Il pregiudizio invece è un’opinione espressa prima dell’esperienza, perciò priva di dati sufficienti per essere correttamente perseguita. Questo preconcetto è l’anticamera dello stereotipo e si trasforma in esso nel momento in cui si coinvolge un pubblico fisico oppure virtuale. “Quante volte istintivamente” -ha proseguito nell’esempio Abbamonte- “alla vista di una persona con tatuaggi o piercing si associa la delinquenza o a una persona bella la stupidità?” 

Nel momento in cui questi fenomeni psicologici acquistano potenza diventano più solidi e ciò causa per effetto domino conseguenze come il body shaming, lo stalking o l’hate speech . 

Il body shaming è frutto di un cliché e rappresenta l’atto di discriminare una persona per il suo aspetto fisico: “In ogni cultura l’estetica trae esempio e ispirazione da canoni di bellezza che spesso però possono causare discriminazioni all’interno della società, come il body shaming o l’hate speech , ovvero atti di bullismo che feriscono l’autostima . La discontinuità e la differenziazione dei canoni di bellezza nel mondo dimostra quanto essi in realtà siano privi di un fondamento fisso, scientifico e corretto e quindi quanto sia inutile renderli oggetto di disuguaglianze. Per esempio nella cultura araba la bellezza viene associata ai corpi robusti mentre in quella italiana è associata alla snellezza“.

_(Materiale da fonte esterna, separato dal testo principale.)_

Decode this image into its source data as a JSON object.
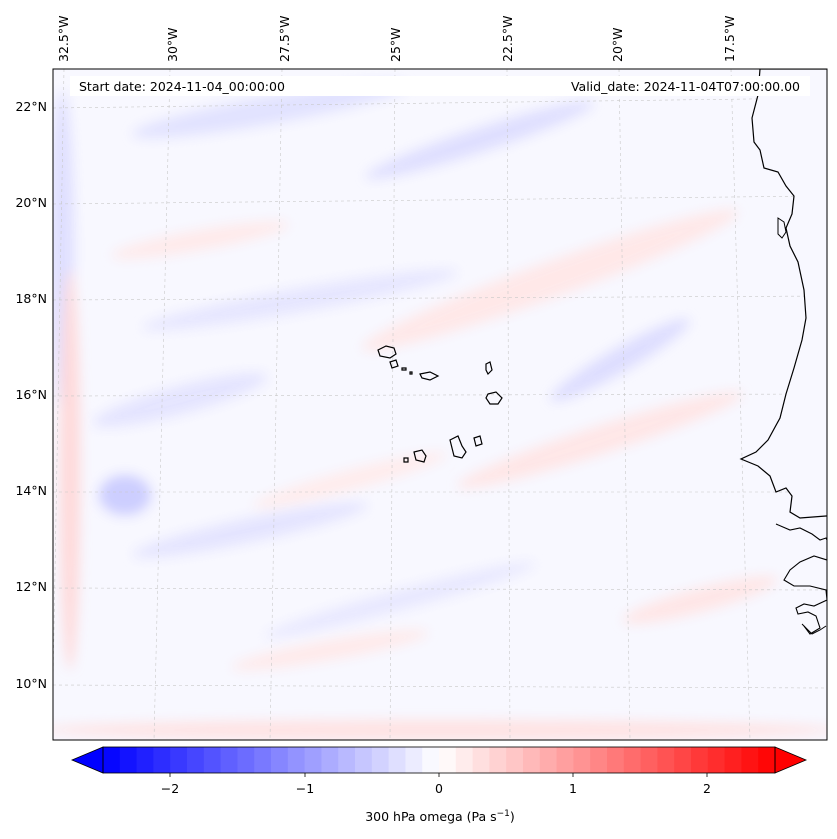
{
  "header": {
    "start_date": "Start date: 2024-11-04_00:00:00",
    "valid_date": "Valid_date: 2024-11-04T07:00:00.00"
  },
  "map": {
    "lon_labels": [
      "32.5°W",
      "30°W",
      "27.5°W",
      "25°W",
      "22.5°W",
      "20°W",
      "17.5°W"
    ],
    "lat_labels": [
      "22°N",
      "20°N",
      "18°N",
      "16°N",
      "14°N",
      "12°N",
      "10°N"
    ]
  },
  "colorbar": {
    "ticks": [
      "−2",
      "−1",
      "0",
      "1",
      "2"
    ],
    "label": "300 hPa omega (Pa s",
    "label_exp": "−1",
    "label_close": ")",
    "range": [
      -2.6,
      2.6
    ],
    "neg_color": "#0000ff",
    "mid_color": "#ffffff",
    "pos_color": "#ff0000"
  }
}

Questi prototipi sono spesso irrealistici, nati al seguito della diffusione immediata e superficiale nel web di modelli pubblicitari promozionali, resi impeccabili al seguito di ritocchi professionistici. A livello giudiziario il body shaming è classificato dall’articolo 595 del codice penale come reato di diffamazione nel momento in cui viene condiviso pubblicamente, mentre il consiglio d’Europa con il ‘Protocollo Addizionale alla Convenzione sulla criminalità informatica’ ha classificato gli hate speech come “espressioni che diffondono, incitano, promuovono, giustificano l’odio razionale, l’autolesionismo o altre forme di minaccia basata sull’intolleranza o discriminazione“. 

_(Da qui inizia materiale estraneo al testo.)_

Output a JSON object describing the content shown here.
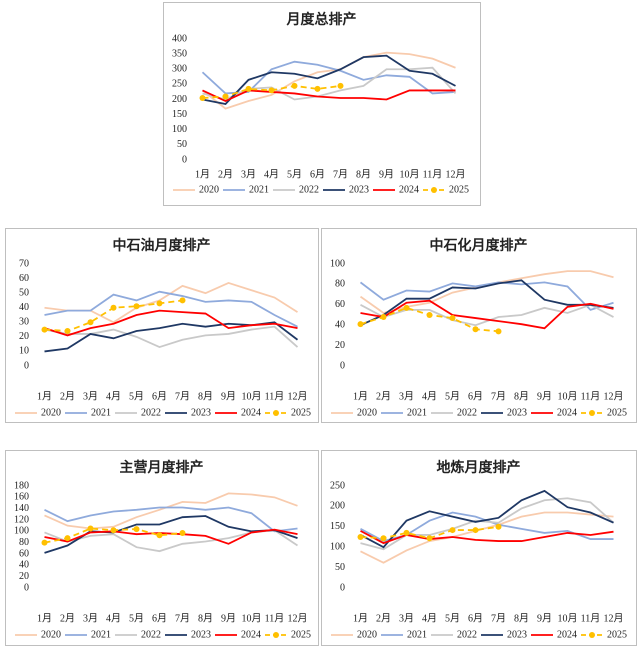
{
  "chart_data": [
    {
      "type": "line",
      "title": "月度总排产",
      "categories": [
        "1月",
        "2月",
        "3月",
        "4月",
        "5月",
        "6月",
        "7月",
        "8月",
        "9月",
        "10月",
        "11月",
        "12月"
      ],
      "ylim": [
        0,
        400
      ],
      "yticks": [
        0,
        50,
        100,
        150,
        200,
        250,
        300,
        350,
        400
      ],
      "series": [
        {
          "name": "2020",
          "color": "#f8cbad",
          "values": [
            230,
            170,
            195,
            215,
            260,
            290,
            300,
            340,
            355,
            350,
            335,
            305
          ]
        },
        {
          "name": "2021",
          "color": "#8faadc",
          "values": [
            290,
            220,
            225,
            300,
            325,
            315,
            295,
            265,
            280,
            275,
            220,
            225
          ]
        },
        {
          "name": "2022",
          "color": "#c9c9c9",
          "values": [
            220,
            200,
            235,
            240,
            200,
            210,
            230,
            245,
            300,
            300,
            305,
            220
          ]
        },
        {
          "name": "2023",
          "color": "#1f3864",
          "values": [
            200,
            185,
            265,
            290,
            285,
            270,
            300,
            340,
            345,
            295,
            285,
            245
          ]
        },
        {
          "name": "2024",
          "color": "#ff0000",
          "values": [
            230,
            195,
            230,
            225,
            220,
            210,
            205,
            205,
            200,
            230,
            230,
            230
          ]
        },
        {
          "name": "2025",
          "color": "#ffc000",
          "dash": true,
          "markers": true,
          "values": [
            205,
            210,
            235,
            230,
            245,
            235,
            245,
            null,
            null,
            null,
            null,
            null
          ]
        }
      ]
    },
    {
      "type": "line",
      "title": "中石油月度排产",
      "categories": [
        "1月",
        "2月",
        "3月",
        "4月",
        "5月",
        "6月",
        "7月",
        "8月",
        "9月",
        "10月",
        "11月",
        "12月"
      ],
      "ylim": [
        0,
        70
      ],
      "yticks": [
        0,
        10,
        20,
        30,
        40,
        50,
        60,
        70
      ],
      "series": [
        {
          "name": "2020",
          "color": "#f8cbad",
          "values": [
            40,
            38,
            38,
            30,
            40,
            45,
            55,
            50,
            57,
            52,
            47,
            37
          ]
        },
        {
          "name": "2021",
          "color": "#8faadc",
          "values": [
            35,
            38,
            38,
            49,
            45,
            51,
            48,
            44,
            45,
            44,
            35,
            27
          ]
        },
        {
          "name": "2022",
          "color": "#c9c9c9",
          "values": [
            25,
            22,
            22,
            25,
            20,
            13,
            18,
            21,
            22,
            25,
            27,
            13
          ]
        },
        {
          "name": "2023",
          "color": "#1f3864",
          "values": [
            10,
            12,
            22,
            19,
            24,
            26,
            29,
            27,
            29,
            28,
            30,
            18
          ]
        },
        {
          "name": "2024",
          "color": "#ff0000",
          "values": [
            26,
            21,
            26,
            29,
            35,
            38,
            37,
            36,
            26,
            28,
            29,
            26
          ]
        },
        {
          "name": "2025",
          "color": "#ffc000",
          "dash": true,
          "markers": true,
          "values": [
            25,
            24,
            30,
            40,
            41,
            43,
            45,
            null,
            null,
            null,
            null,
            null
          ]
        }
      ]
    },
    {
      "type": "line",
      "title": "中石化月度排产",
      "categories": [
        "1月",
        "2月",
        "3月",
        "4月",
        "5月",
        "6月",
        "7月",
        "8月",
        "9月",
        "10月",
        "11月",
        "12月"
      ],
      "ylim": [
        0,
        100
      ],
      "yticks": [
        0,
        20,
        40,
        60,
        80,
        100
      ],
      "series": [
        {
          "name": "2020",
          "color": "#f8cbad",
          "values": [
            68,
            52,
            58,
            62,
            72,
            77,
            82,
            86,
            90,
            93,
            93,
            87
          ]
        },
        {
          "name": "2021",
          "color": "#8faadc",
          "values": [
            82,
            65,
            74,
            73,
            81,
            78,
            82,
            80,
            82,
            78,
            55,
            62
          ]
        },
        {
          "name": "2022",
          "color": "#c9c9c9",
          "values": [
            60,
            48,
            55,
            55,
            45,
            40,
            48,
            50,
            57,
            52,
            60,
            48
          ]
        },
        {
          "name": "2023",
          "color": "#1f3864",
          "values": [
            40,
            50,
            66,
            66,
            77,
            76,
            81,
            84,
            65,
            60,
            60,
            57
          ]
        },
        {
          "name": "2024",
          "color": "#ff0000",
          "values": [
            52,
            48,
            62,
            64,
            50,
            47,
            44,
            41,
            37,
            58,
            61,
            56
          ]
        },
        {
          "name": "2025",
          "color": "#ffc000",
          "dash": true,
          "markers": true,
          "values": [
            41,
            48,
            57,
            50,
            47,
            36,
            34,
            null,
            null,
            null,
            null,
            null
          ]
        }
      ]
    },
    {
      "type": "line",
      "title": "主营月度排产",
      "categories": [
        "1月",
        "2月",
        "3月",
        "4月",
        "5月",
        "6月",
        "7月",
        "8月",
        "9月",
        "10月",
        "11月",
        "12月"
      ],
      "ylim": [
        0,
        180
      ],
      "yticks": [
        0,
        20,
        40,
        60,
        80,
        100,
        120,
        140,
        160,
        180
      ],
      "series": [
        {
          "name": "2020",
          "color": "#f8cbad",
          "values": [
            128,
            110,
            105,
            108,
            125,
            138,
            152,
            150,
            167,
            165,
            160,
            145
          ]
        },
        {
          "name": "2021",
          "color": "#8faadc",
          "values": [
            138,
            118,
            128,
            135,
            138,
            142,
            142,
            138,
            142,
            132,
            100,
            105
          ]
        },
        {
          "name": "2022",
          "color": "#c9c9c9",
          "values": [
            98,
            82,
            92,
            95,
            72,
            65,
            78,
            82,
            88,
            98,
            102,
            75
          ]
        },
        {
          "name": "2023",
          "color": "#1f3864",
          "values": [
            62,
            75,
            100,
            98,
            112,
            112,
            125,
            127,
            108,
            100,
            102,
            88
          ]
        },
        {
          "name": "2024",
          "color": "#ff0000",
          "values": [
            90,
            82,
            98,
            100,
            95,
            97,
            95,
            92,
            78,
            98,
            103,
            95
          ]
        },
        {
          "name": "2025",
          "color": "#ffc000",
          "dash": true,
          "markers": true,
          "values": [
            80,
            88,
            105,
            102,
            104,
            93,
            97,
            null,
            null,
            null,
            null,
            null
          ]
        }
      ]
    },
    {
      "type": "line",
      "title": "地炼月度排产",
      "categories": [
        "1月",
        "2月",
        "3月",
        "4月",
        "5月",
        "6月",
        "7月",
        "8月",
        "9月",
        "10月",
        "11月",
        "12月"
      ],
      "ylim": [
        0,
        250
      ],
      "yticks": [
        0,
        50,
        100,
        150,
        200,
        250
      ],
      "series": [
        {
          "name": "2020",
          "color": "#f8cbad",
          "values": [
            90,
            62,
            92,
            115,
            125,
            140,
            155,
            175,
            185,
            185,
            180,
            175
          ]
        },
        {
          "name": "2021",
          "color": "#8faadc",
          "values": [
            145,
            115,
            130,
            165,
            185,
            175,
            155,
            145,
            135,
            140,
            120,
            120
          ]
        },
        {
          "name": "2022",
          "color": "#c9c9c9",
          "values": [
            110,
            95,
            130,
            130,
            145,
            165,
            160,
            195,
            215,
            220,
            210,
            160
          ]
        },
        {
          "name": "2023",
          "color": "#1f3864",
          "values": [
            130,
            100,
            165,
            188,
            175,
            162,
            172,
            215,
            238,
            198,
            185,
            160
          ]
        },
        {
          "name": "2024",
          "color": "#ff0000",
          "values": [
            140,
            110,
            130,
            120,
            125,
            118,
            115,
            115,
            125,
            135,
            130,
            138
          ]
        },
        {
          "name": "2025",
          "color": "#ffc000",
          "dash": true,
          "markers": true,
          "values": [
            125,
            122,
            135,
            122,
            142,
            142,
            150,
            null,
            null,
            null,
            null,
            null
          ]
        }
      ]
    }
  ]
}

Lo stalking, invece, si verifica nel momento in cui le situazioni appena citate acquisiscono una certa ripetitività, insistenza e persistenza, fino a spingere la vittima a cambiare la propria quotidianità per ritrovare la serenità. La legge disciplina il reato all’articolo 612 bis del codice penale attribuendogli sanzioni serie e gravi. 

Parole e social, è il sunto estremo dei tre interventi dell’avv. Abbamonte, hanno evidentemente e concretamente influenzato il mondo reale nel bene e nel male: la comunicazione, in particolare, ha subito un enorme cambiamento grazie alle novità tecnologiche ed è ancora in fase di evoluzione.